Problem I: Logistics. The Journal quotes Treasury Secretary Henry Paulson as saying [That it would be impossible to] "process the number of workouts and modifications that are going to be necessary doing it just sort of one-off." He's right, for reasons eloquently outlined by others (for example, Tanta: "Dear Mr. Paulson"). But, since they're working on a plan anyway, he must be thinking there's a way to modify loans in bulk. According to the Journal, the plan will be to divide the modification candidates into three groups:

1) Those who can make their payments when their rates go up. This group would not get modifications, presumably because they don't need a modification.
2) Those who can't make their payments even if their rate doesn't go up. No modifications for this group either, presumably because it wouldn't do them any good.
3) Those who can make their payments if their rate doesn't go up. These folks would get their rates frozen for a period to be determined by criteria to be worked out.

That's all well and good, except I think maybe we should exclude from Group 3 the borrowers who committed fraud to get their loans in the first place.

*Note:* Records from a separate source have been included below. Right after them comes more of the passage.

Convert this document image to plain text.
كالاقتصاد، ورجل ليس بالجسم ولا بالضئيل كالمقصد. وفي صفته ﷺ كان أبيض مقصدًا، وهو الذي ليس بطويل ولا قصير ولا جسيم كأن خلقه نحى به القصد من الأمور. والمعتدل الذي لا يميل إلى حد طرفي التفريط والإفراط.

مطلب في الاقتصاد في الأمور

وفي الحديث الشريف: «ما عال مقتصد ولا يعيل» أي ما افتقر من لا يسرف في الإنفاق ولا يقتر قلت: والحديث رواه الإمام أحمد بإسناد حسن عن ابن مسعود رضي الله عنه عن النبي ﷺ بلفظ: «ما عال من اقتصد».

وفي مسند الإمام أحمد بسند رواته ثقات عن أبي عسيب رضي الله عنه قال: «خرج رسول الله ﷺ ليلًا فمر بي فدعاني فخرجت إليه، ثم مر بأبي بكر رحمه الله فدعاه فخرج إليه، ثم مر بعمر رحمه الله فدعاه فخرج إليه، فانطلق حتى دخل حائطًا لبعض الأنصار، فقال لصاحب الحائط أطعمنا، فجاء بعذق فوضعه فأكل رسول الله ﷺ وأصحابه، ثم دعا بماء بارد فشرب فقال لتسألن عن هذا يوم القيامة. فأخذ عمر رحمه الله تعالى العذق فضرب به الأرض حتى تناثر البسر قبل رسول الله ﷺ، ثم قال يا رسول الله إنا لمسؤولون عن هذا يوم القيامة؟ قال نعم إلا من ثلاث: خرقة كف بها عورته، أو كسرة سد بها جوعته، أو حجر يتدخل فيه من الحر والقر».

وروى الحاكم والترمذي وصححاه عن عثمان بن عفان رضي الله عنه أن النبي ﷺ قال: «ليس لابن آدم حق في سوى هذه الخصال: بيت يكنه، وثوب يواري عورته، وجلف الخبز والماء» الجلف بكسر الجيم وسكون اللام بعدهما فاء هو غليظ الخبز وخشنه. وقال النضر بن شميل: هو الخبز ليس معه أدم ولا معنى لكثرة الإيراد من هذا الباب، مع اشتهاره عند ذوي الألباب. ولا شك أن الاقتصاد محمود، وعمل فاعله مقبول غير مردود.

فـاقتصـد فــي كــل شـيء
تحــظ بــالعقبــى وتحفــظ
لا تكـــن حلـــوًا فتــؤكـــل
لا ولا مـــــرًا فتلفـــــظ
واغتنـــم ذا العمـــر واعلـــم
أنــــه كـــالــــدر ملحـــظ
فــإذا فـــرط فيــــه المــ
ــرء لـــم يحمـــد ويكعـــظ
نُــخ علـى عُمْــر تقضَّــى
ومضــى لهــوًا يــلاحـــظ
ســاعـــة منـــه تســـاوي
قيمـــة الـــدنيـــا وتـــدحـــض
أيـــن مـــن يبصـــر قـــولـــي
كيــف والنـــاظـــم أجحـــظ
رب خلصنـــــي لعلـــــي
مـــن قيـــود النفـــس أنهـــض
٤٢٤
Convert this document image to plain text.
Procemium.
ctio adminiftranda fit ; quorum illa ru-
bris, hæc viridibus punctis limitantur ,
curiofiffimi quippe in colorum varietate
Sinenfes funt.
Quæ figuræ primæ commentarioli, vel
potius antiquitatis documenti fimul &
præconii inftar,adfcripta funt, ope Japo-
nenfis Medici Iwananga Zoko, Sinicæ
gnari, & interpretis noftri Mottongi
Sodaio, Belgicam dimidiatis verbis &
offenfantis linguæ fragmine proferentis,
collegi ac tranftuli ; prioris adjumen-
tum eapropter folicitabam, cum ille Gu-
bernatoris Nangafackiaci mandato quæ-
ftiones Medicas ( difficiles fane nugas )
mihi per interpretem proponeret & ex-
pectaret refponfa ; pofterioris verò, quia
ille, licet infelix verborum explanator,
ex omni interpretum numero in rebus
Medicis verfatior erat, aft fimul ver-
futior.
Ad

It's hard to know exactly how big this group is, but apparently there could be quite a few members and the original loan files helpfully already identify many of them (Tanta again). Culling out these borrowers will spare Mr. Paulsen the embarrassment of the inevitable Wall Street Journal follow up story, "Treasury Secretary's Plan Aids and Abets Subprime Fraudsters."

My question is, how do you sort borrowers into these groups without resorting to "sort of one-off" analysis? By relying on the same crappy data tapes used to securitize the loans in the first place? Doing the modifications requires reunderwriting the borrowers, and the servicers don't have and are not likely to hire the people necessary to do that.